Bu gol ile birlikte Fenerbahçe bilindik, alışıldık, sezon başından beri büyük bir sanatçı yaratıcılığı ve sabrıyla kurguladığı oyununa döndü ve kısa süre içinde de golünü attı.
Bir kere daha Avrupa’da yenilmez olduğunu göstermiş oldu.
Fenerbahçeli futbolcuların maç boyunca karşılaşmanın boşluklarına sığınmadan, profesyonlece zaman çalmadan sahada mücadele etmeleri sadece Türkiye’ye değil, Avrupa’ya örnektir.

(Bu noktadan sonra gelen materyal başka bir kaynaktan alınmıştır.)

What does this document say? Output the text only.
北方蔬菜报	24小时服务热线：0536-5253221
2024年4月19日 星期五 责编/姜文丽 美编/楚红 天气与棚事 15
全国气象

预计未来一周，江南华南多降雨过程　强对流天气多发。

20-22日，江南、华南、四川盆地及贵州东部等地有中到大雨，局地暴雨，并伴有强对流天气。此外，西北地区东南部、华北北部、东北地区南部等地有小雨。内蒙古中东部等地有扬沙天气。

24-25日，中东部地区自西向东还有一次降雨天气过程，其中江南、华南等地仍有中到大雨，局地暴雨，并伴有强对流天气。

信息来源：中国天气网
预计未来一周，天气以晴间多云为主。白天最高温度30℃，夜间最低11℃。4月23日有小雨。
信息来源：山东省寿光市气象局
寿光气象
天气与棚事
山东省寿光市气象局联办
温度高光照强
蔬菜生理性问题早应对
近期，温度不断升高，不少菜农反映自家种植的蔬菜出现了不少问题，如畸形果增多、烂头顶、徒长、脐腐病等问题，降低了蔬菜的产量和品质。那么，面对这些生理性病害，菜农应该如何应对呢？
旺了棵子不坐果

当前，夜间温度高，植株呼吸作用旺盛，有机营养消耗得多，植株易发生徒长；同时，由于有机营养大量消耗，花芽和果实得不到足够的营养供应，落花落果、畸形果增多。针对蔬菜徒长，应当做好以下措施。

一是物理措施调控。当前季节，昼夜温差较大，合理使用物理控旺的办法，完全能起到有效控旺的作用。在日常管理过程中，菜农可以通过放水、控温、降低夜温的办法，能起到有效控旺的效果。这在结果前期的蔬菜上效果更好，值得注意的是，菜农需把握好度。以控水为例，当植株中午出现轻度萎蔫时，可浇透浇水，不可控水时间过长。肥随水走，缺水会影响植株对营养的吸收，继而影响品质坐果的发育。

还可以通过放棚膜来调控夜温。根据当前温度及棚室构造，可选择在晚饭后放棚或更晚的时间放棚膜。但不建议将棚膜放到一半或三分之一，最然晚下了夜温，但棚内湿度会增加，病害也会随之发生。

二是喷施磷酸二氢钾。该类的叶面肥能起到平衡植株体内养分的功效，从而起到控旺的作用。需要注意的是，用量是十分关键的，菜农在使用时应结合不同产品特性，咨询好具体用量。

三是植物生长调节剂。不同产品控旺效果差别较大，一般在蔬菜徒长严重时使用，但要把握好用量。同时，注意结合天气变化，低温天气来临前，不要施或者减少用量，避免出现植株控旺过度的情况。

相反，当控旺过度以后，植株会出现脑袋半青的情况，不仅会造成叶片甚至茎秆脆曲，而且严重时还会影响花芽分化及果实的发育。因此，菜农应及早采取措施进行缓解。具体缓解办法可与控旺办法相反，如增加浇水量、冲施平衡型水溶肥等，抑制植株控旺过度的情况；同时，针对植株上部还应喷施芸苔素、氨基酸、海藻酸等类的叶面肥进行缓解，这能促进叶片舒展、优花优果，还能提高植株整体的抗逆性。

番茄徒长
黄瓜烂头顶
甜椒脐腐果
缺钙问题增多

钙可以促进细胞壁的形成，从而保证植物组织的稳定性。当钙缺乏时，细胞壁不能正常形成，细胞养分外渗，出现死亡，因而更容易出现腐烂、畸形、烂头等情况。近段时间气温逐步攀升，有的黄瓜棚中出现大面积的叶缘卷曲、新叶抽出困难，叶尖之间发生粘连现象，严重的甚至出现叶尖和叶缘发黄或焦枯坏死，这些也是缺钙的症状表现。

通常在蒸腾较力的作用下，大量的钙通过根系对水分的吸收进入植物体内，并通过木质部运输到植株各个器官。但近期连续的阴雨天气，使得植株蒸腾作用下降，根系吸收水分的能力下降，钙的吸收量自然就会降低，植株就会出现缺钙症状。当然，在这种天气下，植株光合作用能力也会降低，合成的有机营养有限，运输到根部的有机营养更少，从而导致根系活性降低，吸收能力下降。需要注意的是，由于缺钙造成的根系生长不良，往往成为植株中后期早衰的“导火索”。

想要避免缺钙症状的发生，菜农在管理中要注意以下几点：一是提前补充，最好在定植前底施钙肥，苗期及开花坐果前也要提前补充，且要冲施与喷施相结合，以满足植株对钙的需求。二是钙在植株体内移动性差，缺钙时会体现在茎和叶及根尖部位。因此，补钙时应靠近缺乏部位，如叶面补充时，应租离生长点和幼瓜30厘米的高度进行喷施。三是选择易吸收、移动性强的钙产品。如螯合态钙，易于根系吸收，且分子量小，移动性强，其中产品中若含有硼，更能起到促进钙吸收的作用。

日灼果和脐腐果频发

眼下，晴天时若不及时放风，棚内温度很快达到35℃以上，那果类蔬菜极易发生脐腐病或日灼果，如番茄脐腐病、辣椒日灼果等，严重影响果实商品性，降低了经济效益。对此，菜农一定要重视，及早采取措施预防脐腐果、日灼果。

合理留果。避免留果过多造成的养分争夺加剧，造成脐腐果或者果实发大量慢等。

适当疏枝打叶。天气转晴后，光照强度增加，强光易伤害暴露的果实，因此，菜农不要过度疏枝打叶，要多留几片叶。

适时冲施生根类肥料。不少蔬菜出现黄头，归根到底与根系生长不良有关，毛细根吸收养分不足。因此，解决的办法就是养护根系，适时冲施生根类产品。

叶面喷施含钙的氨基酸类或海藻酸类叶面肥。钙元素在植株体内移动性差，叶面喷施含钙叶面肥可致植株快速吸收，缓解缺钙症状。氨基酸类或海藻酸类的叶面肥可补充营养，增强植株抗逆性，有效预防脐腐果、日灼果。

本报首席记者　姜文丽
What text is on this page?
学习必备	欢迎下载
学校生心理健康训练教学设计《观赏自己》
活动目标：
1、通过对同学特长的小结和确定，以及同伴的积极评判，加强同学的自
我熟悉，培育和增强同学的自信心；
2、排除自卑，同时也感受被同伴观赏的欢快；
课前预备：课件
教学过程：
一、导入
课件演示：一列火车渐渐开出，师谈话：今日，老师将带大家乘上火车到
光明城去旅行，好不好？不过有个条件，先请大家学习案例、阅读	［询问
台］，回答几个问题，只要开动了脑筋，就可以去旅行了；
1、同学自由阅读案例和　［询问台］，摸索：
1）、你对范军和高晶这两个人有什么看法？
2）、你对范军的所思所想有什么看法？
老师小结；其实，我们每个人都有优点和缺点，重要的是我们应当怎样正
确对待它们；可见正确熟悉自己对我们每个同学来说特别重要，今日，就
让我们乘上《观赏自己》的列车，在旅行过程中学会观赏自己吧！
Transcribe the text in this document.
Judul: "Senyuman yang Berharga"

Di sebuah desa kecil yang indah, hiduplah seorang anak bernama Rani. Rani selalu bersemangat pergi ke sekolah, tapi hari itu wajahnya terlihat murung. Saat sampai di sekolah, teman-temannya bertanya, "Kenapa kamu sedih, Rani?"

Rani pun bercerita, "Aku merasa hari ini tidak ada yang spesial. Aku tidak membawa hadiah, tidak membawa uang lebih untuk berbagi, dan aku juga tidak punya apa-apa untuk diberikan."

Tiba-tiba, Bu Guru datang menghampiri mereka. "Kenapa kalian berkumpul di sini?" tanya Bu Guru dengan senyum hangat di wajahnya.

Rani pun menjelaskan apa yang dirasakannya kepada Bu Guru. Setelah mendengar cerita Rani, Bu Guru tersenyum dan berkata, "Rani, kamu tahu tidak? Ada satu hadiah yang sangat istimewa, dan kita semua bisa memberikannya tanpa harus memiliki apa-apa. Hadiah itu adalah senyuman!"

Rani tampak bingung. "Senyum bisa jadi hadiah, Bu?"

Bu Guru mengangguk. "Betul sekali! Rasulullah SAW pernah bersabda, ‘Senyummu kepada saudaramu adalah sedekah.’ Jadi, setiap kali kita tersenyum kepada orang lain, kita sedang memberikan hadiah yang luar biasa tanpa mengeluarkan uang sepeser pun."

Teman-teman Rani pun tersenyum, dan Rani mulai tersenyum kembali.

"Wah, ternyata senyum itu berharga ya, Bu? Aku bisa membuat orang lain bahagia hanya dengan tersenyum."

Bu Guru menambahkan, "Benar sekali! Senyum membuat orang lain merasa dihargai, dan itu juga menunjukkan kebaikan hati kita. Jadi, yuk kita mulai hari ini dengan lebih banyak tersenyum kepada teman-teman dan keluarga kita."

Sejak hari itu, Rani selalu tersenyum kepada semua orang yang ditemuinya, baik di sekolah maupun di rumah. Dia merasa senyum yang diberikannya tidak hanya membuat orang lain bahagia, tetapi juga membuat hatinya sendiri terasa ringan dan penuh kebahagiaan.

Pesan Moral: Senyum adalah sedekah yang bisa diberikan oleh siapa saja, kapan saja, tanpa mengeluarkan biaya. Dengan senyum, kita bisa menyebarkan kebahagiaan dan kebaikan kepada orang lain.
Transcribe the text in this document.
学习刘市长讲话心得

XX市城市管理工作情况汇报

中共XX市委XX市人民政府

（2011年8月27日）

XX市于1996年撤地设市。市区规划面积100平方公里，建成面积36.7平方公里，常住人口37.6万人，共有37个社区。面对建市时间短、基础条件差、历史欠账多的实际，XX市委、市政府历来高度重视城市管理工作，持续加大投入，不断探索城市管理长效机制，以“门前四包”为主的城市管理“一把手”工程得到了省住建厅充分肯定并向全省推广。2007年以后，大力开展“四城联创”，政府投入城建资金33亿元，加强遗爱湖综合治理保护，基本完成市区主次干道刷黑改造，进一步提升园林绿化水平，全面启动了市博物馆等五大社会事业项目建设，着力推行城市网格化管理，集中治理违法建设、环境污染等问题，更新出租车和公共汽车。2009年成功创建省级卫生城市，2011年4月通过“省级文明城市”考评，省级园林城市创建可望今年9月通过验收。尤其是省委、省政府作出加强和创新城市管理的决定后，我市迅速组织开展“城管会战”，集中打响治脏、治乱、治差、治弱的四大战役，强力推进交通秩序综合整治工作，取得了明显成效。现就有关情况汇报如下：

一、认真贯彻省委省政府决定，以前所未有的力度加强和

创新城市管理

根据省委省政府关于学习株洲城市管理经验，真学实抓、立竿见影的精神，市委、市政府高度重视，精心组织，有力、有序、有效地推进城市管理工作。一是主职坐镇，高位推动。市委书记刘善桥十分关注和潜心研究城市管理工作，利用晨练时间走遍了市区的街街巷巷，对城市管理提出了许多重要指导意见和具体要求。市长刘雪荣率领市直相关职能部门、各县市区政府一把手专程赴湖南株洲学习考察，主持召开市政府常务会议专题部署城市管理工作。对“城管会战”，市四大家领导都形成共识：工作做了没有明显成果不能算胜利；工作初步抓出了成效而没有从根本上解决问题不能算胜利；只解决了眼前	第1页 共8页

Bu maçın skoru tam tersi olsaydı Lazio’nun klasik İtalyan taktiğini izlerdi bütün Avrupa.
Ama sahada Kocaman duruşa sahip bir Fenerbahçe gördüler.
Fenerbahçe onlara başka bir şey izletti.
Karşılaşma sonrasında Aykut Kocaman ve takımın önemli futbolcuların yaptıkları vurgu takımın da neyin mücadelesini verdiklerini bize net olarak göstermiştir.
Bu sonuç Fenerbahçe’nin son iki senedir içine sokulmuş olduğu sürecin, üzerine giydirilmeye, yakıştırılmaya çalışılan yalan ve iftiranın sahiplerine iadesidir.
Bu futbol takımı için namus meselesidir.
Fenerbahçe’nin içinden gelip, onunla birlikte yaşayıp, kupa kaldıran kişilerin bir kaç ay sonra aldıkları yetkileri nasıl beceriksizce kullanamadıklarının onlara dersi niteliğindedir.
Fenerbahçe’nin adı geçtiğinde yüzünü buruşturan UEFA’nın şımarık, kaprisli, taraflı, diktatöral, şartlanmış tutumuna karşı atılan tokattır.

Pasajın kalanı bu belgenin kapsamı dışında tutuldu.